Parlementaire agenda
Het meest controversiële plan in het Belastingplan is de verhoging van de btw op sport en cultuur. Minister Heinen verdedigde dit voorstel met twee argumenten. Allereerst door te benadrukken dat de coalitiepartijen op deze maatregel zijn uitgekomen omdat ze het niet eens konden worden over een andere mogelijke dekking. Daarnaast beargumenteerde hij dat het afschaffen van de lagere btw-tarieven bijdraagt aan de vereenvoudiging van het belastingstelsel. Ten aanzien van beide argumenten waren de oppositiewoordvoerders zeer kritisch. Aangezien het kabinet gerichte uitzonderingen maakt op de btw-verhogingen, voor bijvoorbeeld pretparken en bioscopen, wordt het belastingstelsel door deze maatregel eerder complexer dan eenvoudiger.
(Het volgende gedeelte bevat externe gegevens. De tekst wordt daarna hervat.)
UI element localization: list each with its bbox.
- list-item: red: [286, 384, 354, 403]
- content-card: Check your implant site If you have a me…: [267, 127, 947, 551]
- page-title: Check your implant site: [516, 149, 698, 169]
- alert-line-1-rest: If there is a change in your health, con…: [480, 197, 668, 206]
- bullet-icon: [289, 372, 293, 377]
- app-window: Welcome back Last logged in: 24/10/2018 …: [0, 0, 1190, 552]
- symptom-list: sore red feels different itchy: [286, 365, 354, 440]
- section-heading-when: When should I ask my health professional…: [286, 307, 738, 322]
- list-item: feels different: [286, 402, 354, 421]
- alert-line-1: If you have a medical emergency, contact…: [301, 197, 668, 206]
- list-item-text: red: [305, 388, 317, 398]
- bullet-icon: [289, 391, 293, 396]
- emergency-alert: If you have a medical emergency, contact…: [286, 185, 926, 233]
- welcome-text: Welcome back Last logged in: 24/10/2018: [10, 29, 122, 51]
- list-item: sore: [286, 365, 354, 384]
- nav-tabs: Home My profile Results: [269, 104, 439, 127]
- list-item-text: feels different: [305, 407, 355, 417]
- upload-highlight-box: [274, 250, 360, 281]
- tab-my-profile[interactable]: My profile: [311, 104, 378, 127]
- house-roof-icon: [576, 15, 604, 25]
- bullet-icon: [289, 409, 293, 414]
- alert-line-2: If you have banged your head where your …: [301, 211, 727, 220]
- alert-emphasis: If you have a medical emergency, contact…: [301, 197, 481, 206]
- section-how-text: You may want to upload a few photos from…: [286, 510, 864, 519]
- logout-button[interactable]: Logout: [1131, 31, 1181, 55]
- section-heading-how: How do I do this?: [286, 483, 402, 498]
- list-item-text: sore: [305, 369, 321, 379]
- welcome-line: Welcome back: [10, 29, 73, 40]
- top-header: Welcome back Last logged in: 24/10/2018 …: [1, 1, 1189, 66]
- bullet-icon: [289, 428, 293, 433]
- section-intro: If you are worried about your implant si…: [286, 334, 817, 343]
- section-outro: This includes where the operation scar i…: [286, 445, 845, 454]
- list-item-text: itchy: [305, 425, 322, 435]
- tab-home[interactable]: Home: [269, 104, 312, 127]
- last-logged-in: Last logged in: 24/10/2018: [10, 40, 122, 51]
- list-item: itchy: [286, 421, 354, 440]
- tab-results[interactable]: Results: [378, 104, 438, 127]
De weerstand vanuit de oppositie tegen de fiscale plannen van het kabinet-Schoof blijft groot. Zo kondigde Vijlbrief (D66) aan dat zijn partij overweegt om tegen het Belastingplan te stemmen als de btw-verhoging op sport en cultuur daarin staat en is het voor andere ‘linkse’ oppositiepartijen eveneens verleidelijk om tegen te stemmen. De nieuwe staatssecretaris moet, met zeer beperkte inhoudelijke argumenten, een meerderheid vinden in de Eerste Kamer voor de fiscale plannen. Een lastige klus, waarbij politieke handigheid een belangrijker vereiste zal zijn dan fiscale ervaring en inhoudelijke kennis.